The therapeutically applied population of Mesenchymal Stromal/Stem Cells, defined under the minimal criteria of the International Society of Cellular Therapy (ISCT), have still a defectively characterized phenotype difficult to distinguish from similar cell populations. This Doctoral Thesis has been formulated as a characterizing data-driven approach. Thus, the main scope is to improve the characterization of the phenotype of human mesenchymal stem/stromal cells. We have approached such scope through a deep comparative transcriptomic study applying high-throughput genome-wide analytic techniques: producing and integrating RNA sequencing and microarray data assays, with a meta-analysis of a large collection of public expression data.

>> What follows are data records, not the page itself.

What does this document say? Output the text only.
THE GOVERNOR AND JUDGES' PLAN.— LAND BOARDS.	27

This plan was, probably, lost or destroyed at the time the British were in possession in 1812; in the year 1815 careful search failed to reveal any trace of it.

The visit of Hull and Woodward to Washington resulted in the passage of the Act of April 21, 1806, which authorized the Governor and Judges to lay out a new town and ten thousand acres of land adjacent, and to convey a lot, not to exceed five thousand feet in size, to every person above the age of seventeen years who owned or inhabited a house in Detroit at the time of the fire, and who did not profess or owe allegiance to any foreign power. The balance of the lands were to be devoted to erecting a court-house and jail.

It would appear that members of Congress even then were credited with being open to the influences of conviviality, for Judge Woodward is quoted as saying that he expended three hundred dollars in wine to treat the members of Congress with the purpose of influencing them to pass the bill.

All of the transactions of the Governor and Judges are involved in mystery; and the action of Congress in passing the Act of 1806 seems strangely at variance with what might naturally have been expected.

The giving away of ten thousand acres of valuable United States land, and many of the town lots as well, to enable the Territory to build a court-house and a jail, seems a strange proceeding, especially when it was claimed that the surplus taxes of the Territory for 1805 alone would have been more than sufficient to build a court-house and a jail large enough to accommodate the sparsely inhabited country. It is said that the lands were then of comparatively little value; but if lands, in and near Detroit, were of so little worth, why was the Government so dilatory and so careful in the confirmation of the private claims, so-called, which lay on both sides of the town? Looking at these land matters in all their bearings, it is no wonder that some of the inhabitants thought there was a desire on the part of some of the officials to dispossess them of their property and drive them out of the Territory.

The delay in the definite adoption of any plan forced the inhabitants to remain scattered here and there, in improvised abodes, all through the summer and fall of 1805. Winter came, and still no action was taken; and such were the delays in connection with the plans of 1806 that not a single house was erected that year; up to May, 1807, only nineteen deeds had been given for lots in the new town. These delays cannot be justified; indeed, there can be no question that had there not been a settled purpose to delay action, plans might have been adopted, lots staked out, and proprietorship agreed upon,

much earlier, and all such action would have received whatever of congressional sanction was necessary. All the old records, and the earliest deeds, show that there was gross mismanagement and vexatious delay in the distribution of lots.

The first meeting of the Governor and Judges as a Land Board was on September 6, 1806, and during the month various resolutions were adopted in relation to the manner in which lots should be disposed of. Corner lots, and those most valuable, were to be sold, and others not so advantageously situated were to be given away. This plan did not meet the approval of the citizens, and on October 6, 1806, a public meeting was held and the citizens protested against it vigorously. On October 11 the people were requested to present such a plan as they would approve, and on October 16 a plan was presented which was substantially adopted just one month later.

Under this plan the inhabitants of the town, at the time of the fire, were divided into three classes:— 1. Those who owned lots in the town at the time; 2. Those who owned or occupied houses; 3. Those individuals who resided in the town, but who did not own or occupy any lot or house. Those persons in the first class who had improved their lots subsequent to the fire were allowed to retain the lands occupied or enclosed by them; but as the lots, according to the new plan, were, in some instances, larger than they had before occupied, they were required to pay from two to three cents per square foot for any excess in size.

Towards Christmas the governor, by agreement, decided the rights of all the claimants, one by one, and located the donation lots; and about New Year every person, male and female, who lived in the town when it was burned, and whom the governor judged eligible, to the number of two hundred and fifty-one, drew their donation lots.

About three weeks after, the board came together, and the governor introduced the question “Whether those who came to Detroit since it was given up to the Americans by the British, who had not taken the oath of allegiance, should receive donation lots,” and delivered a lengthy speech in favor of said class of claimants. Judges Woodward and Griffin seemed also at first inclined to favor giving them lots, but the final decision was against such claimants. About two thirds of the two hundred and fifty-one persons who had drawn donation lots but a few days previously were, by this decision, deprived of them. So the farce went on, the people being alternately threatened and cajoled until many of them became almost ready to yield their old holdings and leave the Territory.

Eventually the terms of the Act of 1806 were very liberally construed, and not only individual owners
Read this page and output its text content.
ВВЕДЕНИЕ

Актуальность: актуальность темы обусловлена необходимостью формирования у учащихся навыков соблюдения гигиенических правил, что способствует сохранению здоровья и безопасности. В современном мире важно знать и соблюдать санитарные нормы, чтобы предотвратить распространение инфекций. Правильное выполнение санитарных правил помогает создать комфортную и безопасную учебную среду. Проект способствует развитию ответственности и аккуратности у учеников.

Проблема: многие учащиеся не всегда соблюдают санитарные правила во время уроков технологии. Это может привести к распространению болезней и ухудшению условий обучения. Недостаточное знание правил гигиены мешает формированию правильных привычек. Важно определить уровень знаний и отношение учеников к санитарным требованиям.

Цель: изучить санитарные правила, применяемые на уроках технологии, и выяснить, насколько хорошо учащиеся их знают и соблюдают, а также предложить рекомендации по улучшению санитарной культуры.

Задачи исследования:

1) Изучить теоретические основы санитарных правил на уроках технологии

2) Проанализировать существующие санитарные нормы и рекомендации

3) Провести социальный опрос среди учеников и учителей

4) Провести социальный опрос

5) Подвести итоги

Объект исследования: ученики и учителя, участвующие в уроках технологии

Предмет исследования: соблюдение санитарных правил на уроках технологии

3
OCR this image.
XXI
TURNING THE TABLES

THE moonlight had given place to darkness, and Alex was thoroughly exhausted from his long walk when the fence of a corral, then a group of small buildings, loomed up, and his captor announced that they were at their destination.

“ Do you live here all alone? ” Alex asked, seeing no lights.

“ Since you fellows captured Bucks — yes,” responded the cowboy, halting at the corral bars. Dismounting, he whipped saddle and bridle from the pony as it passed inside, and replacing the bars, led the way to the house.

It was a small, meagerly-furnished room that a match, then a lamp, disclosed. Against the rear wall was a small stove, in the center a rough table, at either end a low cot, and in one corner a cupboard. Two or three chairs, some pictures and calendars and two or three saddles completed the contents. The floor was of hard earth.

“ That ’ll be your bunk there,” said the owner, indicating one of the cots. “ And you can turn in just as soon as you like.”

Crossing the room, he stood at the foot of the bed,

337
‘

The research falls within the fields of cellular, molecular and systems biology, which entails two complementary approaches: the experimental, and the computational ones. First, we isolated, cultured and validated (following the ISCT criteria of immunophenotype and in-vitro tri-lineage differentiation) human MSCs from three tissue origins: placenta, bone marrow, and adipose tissue. Applying bioinformatics techniques, we then defined a gene expression signature common to all human tissue-MSCs, as well as the specific expression profiles associated to each tissue-MSC type. Based on these achievements, we could come up with novel insights about the MSC phenotype that will lead to the drafting of new hypotheses. Also, we yielded a broad transcriptomic signature resource ready to serve as reference on upcoming identification studies.